初春仍有些泛寒,时不时有料峭的寒风穿过车帘,吹拂进来。
宋识音担心怀中之人受寒,解下身上那件厚实的氅衣,披在郦酥衣身上。
透过夜色,宋识音隐约见着,怀中之人的眉心似乎动了动。
她忙低下头去,在郦酥衣耳边唤:
“衣衣,你还能听见吗?你哪里难受,还疼不疼?”
郦酥衣眼前一片昏黑朦胧。
像是有一团沉沉的雾气,紧紧压住自己沉甸甸的眼皮。
她嗓子眼里又似是堵住了棉花,叫她既睁不开眼,又发不了声。
她只能听着,有人拨开浓雾,于自己耳畔轻声。
“衣衣,衣衣……”
“你可是还疼,你哪里疼?”
“郦酥衣?”
恍惚之间,她的耳畔骤然换了男声。
那人声音遥远,浸着寒,似是步步而来。
“郦酥衣,你在怪我吗,你在恨我吗?”
男人声音冷澈,竟还带了些残忍的笑意。
“你是该恨我,该怨我。
但这又如何呢,又能如何呢?我杀不了沈顷,沈顷也杀不了我。
只要他的念想存在一日,我便存活一日。
我便是他,他便是我。
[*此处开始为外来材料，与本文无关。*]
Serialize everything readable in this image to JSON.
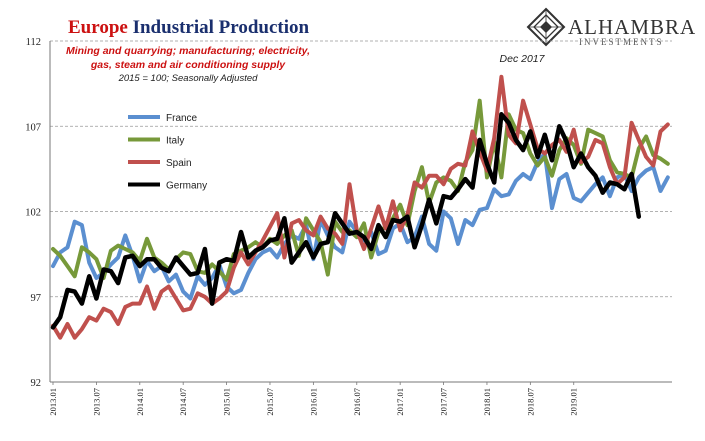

”
“我是他的灵识,是他念想之中的一部分。
他是沈顷,我也是沈顷,我是镇国公府尊贵的世子爷,是大凛的定远将军。
郦酥衣,我是你的夫君。”
“我是你的夫君,你是我的妻子。
郦酥衣,自那一纸婚书定下,你既是沈顷,也是我的。
你的人,你的心……你浑身上下所有的一切,都是我的。”
“郦酥衣,你属于他,也属于我。”
身前一双狭长的凤眸,那人身上带着本不属于他的兰花香气,倾压下来。
寒夜之中,少女手脚彻寒。
她双肩打着抖,下意识去躲避对方满带着占欲的气息。
那人的吻,自她唇瓣一路沿下,辗转流连于郦酥衣的下颌、锁骨、颈窝……
再一路落下。
吻意生烫,朦胧之中,少女身形颤抖着,眼前忽尔又转至沈家祠堂。
恍然间,郦酥衣好似又回到了从前。
沈家祠堂里,那人紧押着她,逼迫她去直视那一樽樽牌位。
沈兰蘅手指白皙有力,紧捏着她的下巴。
“我是沈顷,沈顷亦是我。
这是沈家的列祖列宗,更是我的好祖宗。”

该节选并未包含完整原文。